Elle rêve d’un changement de paradigme qui mettrait la lumière sur l’indécence de cette proposition de l’ancien ministre MSM, mais elle réalise qu’il s’agit de business as usual : «C’est la norme à Maurice ! Depuis 50 ans, c’est le même sempiternel film qui se joue à guichet fermé. Les mainstreams fonctionnent ainsi depuis des décennies et le peuple se complaît à assister à ces jeux de rôles. Il est hermétique aux changements, se réconfortant dans ce système pervers.» Et le changement, ce n’est pas pour tout de suite :«Combien de fois avons-nous entendu Navin Ramgoolam vociférer envers Paul Bérenger, et combien de fois avons-nous été témoin du dégoût qu’éprouve Paul envers son camarade d’alliance ? Et pourtant, la grande majorité de la population a donné l’aval pour que ce système toxique perdure. Les choses ne sont pas près de changer, il suffit de constater les résultats aux dernières élections.»

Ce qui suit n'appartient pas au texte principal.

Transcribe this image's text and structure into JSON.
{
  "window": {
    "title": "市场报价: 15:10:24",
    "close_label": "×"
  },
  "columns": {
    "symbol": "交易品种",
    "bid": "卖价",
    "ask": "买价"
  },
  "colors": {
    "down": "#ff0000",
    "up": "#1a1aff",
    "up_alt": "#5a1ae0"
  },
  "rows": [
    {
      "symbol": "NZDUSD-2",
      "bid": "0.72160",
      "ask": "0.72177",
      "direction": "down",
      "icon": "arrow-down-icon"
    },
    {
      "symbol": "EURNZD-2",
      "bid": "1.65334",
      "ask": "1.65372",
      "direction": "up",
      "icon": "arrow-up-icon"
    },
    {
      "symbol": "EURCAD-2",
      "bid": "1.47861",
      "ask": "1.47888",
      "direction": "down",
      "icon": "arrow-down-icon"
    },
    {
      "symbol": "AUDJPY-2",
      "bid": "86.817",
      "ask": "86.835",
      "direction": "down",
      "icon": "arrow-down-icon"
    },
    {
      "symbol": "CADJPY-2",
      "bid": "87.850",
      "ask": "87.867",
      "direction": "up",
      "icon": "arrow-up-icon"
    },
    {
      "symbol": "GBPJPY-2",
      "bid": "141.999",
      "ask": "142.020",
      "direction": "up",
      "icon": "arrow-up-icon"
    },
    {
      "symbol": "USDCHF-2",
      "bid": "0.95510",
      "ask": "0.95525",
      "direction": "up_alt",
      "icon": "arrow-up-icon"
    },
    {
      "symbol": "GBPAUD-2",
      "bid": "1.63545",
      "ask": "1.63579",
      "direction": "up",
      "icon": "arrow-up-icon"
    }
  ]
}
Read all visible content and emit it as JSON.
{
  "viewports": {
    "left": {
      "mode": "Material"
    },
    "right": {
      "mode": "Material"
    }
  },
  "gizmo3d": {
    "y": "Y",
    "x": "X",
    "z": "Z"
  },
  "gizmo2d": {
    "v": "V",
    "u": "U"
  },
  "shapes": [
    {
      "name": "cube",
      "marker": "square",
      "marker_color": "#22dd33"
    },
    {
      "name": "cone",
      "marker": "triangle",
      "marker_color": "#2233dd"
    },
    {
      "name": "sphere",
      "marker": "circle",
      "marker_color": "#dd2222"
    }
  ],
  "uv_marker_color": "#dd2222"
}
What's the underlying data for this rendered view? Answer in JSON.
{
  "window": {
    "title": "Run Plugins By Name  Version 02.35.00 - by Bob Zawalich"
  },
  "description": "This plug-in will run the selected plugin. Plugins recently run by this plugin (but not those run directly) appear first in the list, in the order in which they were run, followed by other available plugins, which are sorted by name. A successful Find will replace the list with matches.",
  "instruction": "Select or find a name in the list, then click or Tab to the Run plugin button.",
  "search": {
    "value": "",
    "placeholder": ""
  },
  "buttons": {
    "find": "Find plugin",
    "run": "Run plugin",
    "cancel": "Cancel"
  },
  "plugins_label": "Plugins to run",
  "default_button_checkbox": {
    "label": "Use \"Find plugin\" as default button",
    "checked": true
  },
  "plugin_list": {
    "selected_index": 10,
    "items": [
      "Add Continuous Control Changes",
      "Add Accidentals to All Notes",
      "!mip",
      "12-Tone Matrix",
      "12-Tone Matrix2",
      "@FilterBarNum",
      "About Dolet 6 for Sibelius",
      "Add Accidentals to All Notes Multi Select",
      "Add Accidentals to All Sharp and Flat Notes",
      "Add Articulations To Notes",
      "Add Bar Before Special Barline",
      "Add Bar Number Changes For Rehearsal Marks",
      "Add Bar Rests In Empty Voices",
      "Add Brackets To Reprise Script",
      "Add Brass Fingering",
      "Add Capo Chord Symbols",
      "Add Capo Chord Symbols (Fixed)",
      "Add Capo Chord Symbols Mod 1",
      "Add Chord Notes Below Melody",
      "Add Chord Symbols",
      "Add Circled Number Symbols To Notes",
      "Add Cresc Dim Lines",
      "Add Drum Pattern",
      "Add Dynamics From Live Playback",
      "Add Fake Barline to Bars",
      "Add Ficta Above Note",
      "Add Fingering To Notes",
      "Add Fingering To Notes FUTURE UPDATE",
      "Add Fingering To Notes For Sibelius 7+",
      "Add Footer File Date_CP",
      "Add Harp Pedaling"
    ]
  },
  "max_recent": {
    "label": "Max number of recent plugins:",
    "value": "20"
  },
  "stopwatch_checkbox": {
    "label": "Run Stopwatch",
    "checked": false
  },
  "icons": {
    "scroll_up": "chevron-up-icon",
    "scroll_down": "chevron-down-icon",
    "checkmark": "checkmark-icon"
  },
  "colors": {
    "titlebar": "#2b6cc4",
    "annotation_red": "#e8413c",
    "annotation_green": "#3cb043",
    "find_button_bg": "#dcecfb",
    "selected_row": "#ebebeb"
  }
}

Roshi Bhadain, leader du RP, se montre moins pessimiste. Il estime que cette modification du paysage politique se construit dès maintenant. Lui, qui avait partagé le leadership de Linion Reform et le poste de Premier ministre en cas de victoire avec Nando Bodha, ne semble plus être aussi lié à son ancien partenaire : «Il a fait cette déclaration sans consultation, cela fait plusieurs mois que nous n’avons pas eu de contact. Je comprends qu’il essaie de survivre politiquement. Comprendre ne veut pas dire que nous allons dans la même direction. Notre objectif à nous, c’est de faire grandir le Reform, d’occuper le terrain, de nourrir notre force et la confiance que les gens ont en nous en attendant les prochaines élections.» Alors lui, tout comme les autres, ne donneront pas un coup de fouet pour faire monter la mayonnaise.